Joel,
You almost read my mind. This is exactly the feeling I used to have when I started my acquiantence with ACS. It was not in 1998, but it was in late 2000/early 2001 -- in the 3.x era.
It was easy to join in -- and it was a snap to put together a few useful aps guided largely by aD forums and Phil's books.
I am not a professional developer -- I am more of a tinkerer, who normally skratches only his own itch. Since the day job has very little to do with programming -- these itches rarely applicable to others.
I'll give you a sample of my nightmares -- I wanted to make a few changes to Bugtracker. It's a great piece of work -- I use it a lot as an issue tracker (with a few additional summary pages that are used to publish PDF reports for PHBs). But when I looked inside -- I got simply lost.
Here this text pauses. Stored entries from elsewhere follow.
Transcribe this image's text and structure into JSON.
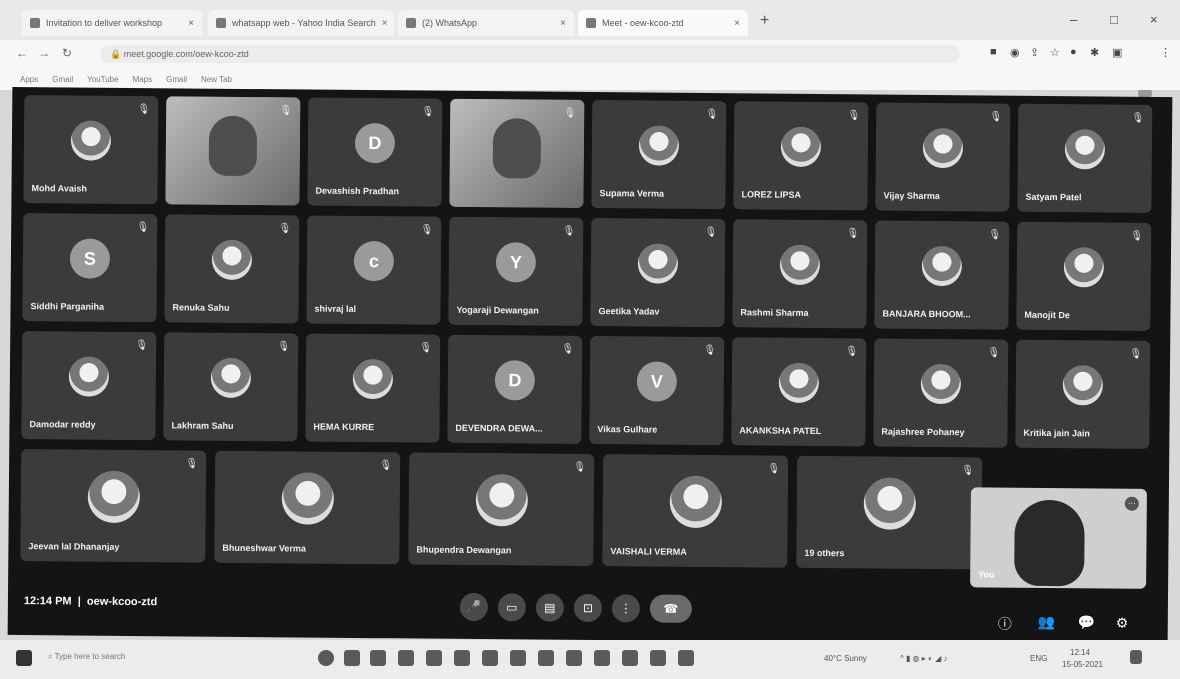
{
  "browser": {
    "tabs": [
      {
        "label": "Invitation to deliver workshop"
      },
      {
        "label": "whatsapp web - Yahoo India Search"
      },
      {
        "label": "(2) WhatsApp"
      },
      {
        "label": "Meet - oew-kcoo-ztd"
      }
    ],
    "url": "meet.google.com/oew-kcoo-ztd",
    "bookmarks": [
      "Apps",
      "Gmail",
      "YouTube",
      "Maps",
      "Gmail",
      "New Tab"
    ]
  },
  "meet": {
    "time": "12:14 PM",
    "code": "oew-kcoo-ztd",
    "self_label": "You",
    "row1": [
      {
        "name": "Mohd Avaish",
        "type": "photo"
      },
      {
        "name": "",
        "type": "video"
      },
      {
        "name": "Devashish Pradhan",
        "type": "letter",
        "letter": "D"
      },
      {
        "name": "",
        "type": "video"
      },
      {
        "name": "Supama Verma",
        "type": "photo"
      },
      {
        "name": "LOREZ LIPSA",
        "type": "photo"
      },
      {
        "name": "Vijay Sharma",
        "type": "photo"
      },
      {
        "name": "Satyam Patel",
        "type": "photo"
      }
    ],
    "row2": [
      {
        "name": "Siddhi Parganiha",
        "type": "letter",
        "letter": "S"
      },
      {
        "name": "Renuka Sahu",
        "type": "photo"
      },
      {
        "name": "shivraj lal",
        "type": "letter",
        "letter": "c"
      },
      {
        "name": "Yogaraji Dewangan",
        "type": "letter",
        "letter": "Y"
      },
      {
        "name": "Geetika Yadav",
        "type": "photo"
      },
      {
        "name": "Rashmi Sharma",
        "type": "photo"
      },
      {
        "name": "BANJARA BHOOM...",
        "type": "photo"
      },
      {
        "name": "Manojit De",
        "type": "photo"
      }
    ],
    "row3": [
      {
        "name": "Damodar reddy",
        "type": "photo"
      },
      {
        "name": "Lakhram Sahu",
        "type": "photo"
      },
      {
        "name": "HEMA KURRE",
        "type": "photo"
      },
      {
        "name": "DEVENDRA DEWA...",
        "type": "letter",
        "letter": "D"
      },
      {
        "name": "Vikas Gulhare",
        "type": "letter",
        "letter": "V"
      },
      {
        "name": "AKANKSHA PATEL",
        "type": "photo"
      },
      {
        "name": "Rajashree Pohaney",
        "type": "photo"
      },
      {
        "name": "Kritika jain Jain",
        "type": "photo"
      }
    ],
    "row4": [
      {
        "name": "Jeevan lal Dhananjay",
        "type": "photo"
      },
      {
        "name": "Bhuneshwar Verma",
        "type": "photo"
      },
      {
        "name": "Bhupendra Dewangan",
        "type": "photo"
      },
      {
        "name": "VAISHALI VERMA",
        "type": "photo"
      },
      {
        "name": "19 others",
        "type": "photo"
      }
    ]
  },
  "taskbar": {
    "search_placeholder": "Type here to search",
    "weather": "40°C Sunny",
    "lang": "ENG",
    "clock_time": "12:14",
    "clock_date": "15-05-2021"
  }
}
There's so much *under* the hood. And deeper you go -- the more there is.
This is not meant to critisize Lars' work -- like I said -- it is great, work out of the box, etc. But is it easy to understand all calls in/out? What is stored in bt_bugs vs. what is in cr_revisions, cr_keywords or God knows where else? No.
I'm sure there are other examples like this -- and I agree that there are so much fewer "joyful newbie posts" on this forum (though there are also quite a few angry ones for which an "itch" is to reply "RTFM" in 1337 way). The question is whether this is a sign of toolkit maturity? Or just the fact that it is not coherent/finished/stil growing?